An evaluation of the clastogenic potential of diphenyl sulphone was made in human lymphocytes from two donors (one male and one female), treated in vitro for 68 up to 92 hours with a range of concentrations between 1 and 500 µg/mL of test material both in the presence and absence of S9 (OECD 473,ICI, 1994b). The highest concentration of diphenyl sulphone selected for chromosomal aberration analysis was based on the limit of solubility of the test material, compared to the solvent control cultures, and some cytotoxic effects on the chromosomal structure were observed in cultures from both donors treated with diphenyl sulphone at 500µg/mL. No statistically or biologically significant increases in the percentage of aberrant cells, compared to the solvent control values, were recorded at the 68 and 92 hour sampling time, in cultures from either donor treated in the presence or absence of S9-mix.

 

Justification for selection of genetic toxicity endpoint
Although 1 endpoints was selected above, all the 3 endpoints records are key studies for the different genetic toxicity endpoints: bacterial reverse mutation, chromosomal aberration and mammalian gene mutation.

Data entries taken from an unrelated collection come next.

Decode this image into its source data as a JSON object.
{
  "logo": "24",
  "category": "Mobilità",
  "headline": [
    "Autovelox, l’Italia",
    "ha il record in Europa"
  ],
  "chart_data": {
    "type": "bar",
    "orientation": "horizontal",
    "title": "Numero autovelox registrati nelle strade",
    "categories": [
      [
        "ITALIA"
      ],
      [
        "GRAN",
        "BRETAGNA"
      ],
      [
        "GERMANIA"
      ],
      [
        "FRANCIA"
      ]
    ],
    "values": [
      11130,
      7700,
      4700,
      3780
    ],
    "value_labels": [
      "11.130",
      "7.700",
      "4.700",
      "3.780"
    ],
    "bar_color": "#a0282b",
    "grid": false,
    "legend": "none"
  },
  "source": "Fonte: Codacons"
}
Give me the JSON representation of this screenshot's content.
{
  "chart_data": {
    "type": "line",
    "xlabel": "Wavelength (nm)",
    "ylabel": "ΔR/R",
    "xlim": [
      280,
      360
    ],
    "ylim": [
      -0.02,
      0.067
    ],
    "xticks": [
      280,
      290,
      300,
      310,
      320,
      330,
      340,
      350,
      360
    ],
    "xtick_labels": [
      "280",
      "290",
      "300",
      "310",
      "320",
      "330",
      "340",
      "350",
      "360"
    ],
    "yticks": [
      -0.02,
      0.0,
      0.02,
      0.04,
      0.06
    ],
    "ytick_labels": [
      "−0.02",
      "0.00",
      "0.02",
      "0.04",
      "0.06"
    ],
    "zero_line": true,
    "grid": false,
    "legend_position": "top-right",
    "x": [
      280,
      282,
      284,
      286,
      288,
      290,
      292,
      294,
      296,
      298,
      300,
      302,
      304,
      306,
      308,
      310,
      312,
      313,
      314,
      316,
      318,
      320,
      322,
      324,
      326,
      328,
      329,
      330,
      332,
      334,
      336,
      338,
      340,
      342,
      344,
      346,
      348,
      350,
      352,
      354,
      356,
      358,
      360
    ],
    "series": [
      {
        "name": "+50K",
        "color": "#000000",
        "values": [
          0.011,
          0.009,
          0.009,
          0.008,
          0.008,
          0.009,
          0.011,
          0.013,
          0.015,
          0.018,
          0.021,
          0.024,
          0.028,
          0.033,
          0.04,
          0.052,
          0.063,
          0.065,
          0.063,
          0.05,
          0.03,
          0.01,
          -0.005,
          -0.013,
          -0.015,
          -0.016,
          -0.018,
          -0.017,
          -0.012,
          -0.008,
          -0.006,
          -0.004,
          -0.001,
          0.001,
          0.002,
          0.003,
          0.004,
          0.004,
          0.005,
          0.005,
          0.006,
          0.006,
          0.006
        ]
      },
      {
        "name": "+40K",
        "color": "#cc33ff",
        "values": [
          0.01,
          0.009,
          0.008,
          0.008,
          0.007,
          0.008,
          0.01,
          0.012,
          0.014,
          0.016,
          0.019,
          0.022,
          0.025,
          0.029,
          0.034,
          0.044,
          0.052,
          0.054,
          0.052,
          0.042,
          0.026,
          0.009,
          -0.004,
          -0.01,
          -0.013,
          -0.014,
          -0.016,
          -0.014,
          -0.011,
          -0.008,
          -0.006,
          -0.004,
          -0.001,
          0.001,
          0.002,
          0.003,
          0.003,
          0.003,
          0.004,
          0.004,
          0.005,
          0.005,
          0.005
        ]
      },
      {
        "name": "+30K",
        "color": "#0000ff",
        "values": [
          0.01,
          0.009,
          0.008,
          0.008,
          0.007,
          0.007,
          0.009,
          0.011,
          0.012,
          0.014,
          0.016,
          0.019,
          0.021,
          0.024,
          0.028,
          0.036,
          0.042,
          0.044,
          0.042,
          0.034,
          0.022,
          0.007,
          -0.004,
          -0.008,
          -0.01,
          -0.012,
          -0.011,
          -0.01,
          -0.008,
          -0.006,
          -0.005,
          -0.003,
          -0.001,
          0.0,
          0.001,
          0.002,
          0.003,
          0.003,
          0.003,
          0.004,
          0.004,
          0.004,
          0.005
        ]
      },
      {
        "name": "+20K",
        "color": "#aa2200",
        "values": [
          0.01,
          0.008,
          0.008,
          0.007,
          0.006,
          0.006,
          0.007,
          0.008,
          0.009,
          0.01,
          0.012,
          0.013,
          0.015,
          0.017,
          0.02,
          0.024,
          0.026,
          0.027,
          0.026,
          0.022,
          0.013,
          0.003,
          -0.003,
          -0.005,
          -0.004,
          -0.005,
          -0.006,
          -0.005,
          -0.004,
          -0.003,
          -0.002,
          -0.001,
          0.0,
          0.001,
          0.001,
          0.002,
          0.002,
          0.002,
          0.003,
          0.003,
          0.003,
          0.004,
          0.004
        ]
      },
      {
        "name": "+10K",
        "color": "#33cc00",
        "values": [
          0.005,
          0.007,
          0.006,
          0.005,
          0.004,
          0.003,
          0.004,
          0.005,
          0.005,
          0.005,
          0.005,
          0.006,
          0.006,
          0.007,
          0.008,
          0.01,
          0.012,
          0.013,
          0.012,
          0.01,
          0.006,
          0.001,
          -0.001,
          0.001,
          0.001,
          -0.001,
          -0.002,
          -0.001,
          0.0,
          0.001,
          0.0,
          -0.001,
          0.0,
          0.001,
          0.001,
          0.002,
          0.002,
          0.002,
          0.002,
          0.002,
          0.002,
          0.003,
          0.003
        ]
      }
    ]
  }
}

Justification for classification or non-classification

Since diphenyl sulphone was negative for genotoxicity in various assays, classification for genotoxicity is not warranted according to the EC criteria for classification and labelling requirements for dangerous substances and preparations (Guidelines in Commission Directive 93/21/EEC) and CLP regulation (EC No. 1272/2008 of 16 December 2008).